For instance, the apostrophe character is a very potent character in a number of injection scenarios and one you might be tempted to "filter", but it is also a perfectly legal character in things as common as "names". It is merely one example of a very large and constantly growing set.
You can't help but correctly encode things on the way out if you want things to work properly.
There is also the question of "filtering" vs. "rejecting". I personally recommend that one way or another anything with the first 32 ASCII characters that you don't expect not end up in your database, because they are full of magical behaviors in all kinds of places, but I also tend to recommend outright rejection on the grounds that these things don't innocently come in. Nobody accidentally types the Negative ACK character into their name. But at the very least, filter it out early. You can also outright "filter" on Unicode character classes you don't expect. But this really ought to be seen more as mere day-to-day business "data validation" than a security measure because of the aforementioned fact that some of the Characters of Interest are still valid, and you can't afford to just filter them all out.

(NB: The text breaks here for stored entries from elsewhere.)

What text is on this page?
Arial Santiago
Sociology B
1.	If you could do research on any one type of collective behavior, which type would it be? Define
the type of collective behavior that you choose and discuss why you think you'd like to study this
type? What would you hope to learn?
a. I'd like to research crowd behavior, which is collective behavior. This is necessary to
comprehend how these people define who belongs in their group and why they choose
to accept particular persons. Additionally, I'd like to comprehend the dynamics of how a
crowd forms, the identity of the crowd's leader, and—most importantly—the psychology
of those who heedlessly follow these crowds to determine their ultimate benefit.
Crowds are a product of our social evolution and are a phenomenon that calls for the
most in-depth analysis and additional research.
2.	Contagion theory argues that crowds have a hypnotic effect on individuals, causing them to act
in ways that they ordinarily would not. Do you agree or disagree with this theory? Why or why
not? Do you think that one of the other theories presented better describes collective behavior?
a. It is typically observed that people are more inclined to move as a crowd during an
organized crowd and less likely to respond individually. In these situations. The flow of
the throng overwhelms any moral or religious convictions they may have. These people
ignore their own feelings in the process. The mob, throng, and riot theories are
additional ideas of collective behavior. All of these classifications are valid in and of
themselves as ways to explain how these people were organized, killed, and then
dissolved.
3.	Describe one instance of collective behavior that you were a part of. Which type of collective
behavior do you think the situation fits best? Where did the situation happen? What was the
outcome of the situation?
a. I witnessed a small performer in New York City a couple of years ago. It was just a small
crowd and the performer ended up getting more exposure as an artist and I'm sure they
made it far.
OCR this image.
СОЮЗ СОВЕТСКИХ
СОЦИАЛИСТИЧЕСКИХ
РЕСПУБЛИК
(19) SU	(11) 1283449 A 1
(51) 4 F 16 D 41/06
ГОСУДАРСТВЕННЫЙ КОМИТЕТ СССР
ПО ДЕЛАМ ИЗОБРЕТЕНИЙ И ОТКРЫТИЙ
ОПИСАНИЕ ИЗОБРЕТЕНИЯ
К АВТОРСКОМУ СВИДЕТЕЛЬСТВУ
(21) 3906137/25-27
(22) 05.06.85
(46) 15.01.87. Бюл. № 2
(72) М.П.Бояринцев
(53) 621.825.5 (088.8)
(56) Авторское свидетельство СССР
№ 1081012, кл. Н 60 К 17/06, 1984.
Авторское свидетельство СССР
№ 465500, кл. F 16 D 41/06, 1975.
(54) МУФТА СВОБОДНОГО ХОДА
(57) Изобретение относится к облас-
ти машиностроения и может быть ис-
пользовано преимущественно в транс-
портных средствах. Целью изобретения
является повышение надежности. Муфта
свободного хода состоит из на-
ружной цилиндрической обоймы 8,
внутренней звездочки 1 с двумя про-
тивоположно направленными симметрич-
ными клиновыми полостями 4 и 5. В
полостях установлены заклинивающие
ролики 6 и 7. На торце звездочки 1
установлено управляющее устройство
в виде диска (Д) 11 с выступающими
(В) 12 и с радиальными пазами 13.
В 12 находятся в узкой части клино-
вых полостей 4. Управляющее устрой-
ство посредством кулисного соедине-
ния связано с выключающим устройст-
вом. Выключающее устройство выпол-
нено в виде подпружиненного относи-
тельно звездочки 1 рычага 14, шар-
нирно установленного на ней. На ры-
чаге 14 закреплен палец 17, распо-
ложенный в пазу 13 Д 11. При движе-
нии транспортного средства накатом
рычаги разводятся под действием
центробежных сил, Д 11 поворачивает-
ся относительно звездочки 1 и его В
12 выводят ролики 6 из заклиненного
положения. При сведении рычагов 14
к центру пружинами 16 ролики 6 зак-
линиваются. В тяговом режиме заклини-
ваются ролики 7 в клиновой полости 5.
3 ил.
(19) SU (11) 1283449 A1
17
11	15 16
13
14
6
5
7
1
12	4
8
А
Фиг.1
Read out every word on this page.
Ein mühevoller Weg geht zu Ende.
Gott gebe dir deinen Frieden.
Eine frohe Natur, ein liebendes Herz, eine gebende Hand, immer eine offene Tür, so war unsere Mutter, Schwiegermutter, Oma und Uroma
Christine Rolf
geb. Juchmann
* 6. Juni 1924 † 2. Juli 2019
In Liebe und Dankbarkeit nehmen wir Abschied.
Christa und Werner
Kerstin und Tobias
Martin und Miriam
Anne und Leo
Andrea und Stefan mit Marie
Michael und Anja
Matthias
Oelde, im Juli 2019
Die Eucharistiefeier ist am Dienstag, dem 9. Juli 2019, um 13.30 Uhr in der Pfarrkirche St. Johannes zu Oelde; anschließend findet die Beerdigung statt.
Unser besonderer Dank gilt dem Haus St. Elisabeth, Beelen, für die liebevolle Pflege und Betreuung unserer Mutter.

(You basically end up with "English letters and numbers". If you're trying to "filter" away all the "bad" characters in advance, without really knowing where they're going, you can't even have things like "space" (very active shell character), and UTF8 can actually be dangerous if stuff isn't expecting it, etc. And when push really comes to shove, even strings of nothing but English letters and numbers can become dangerous if they are too long, in certain pathological contexts, i.e., "seriously, don't write network software in C". Because the safety of a string is not an intrinsic property of a string but has everything to do with interpretation by further bits of code, there isn't a way to generically "cleanse" a string.)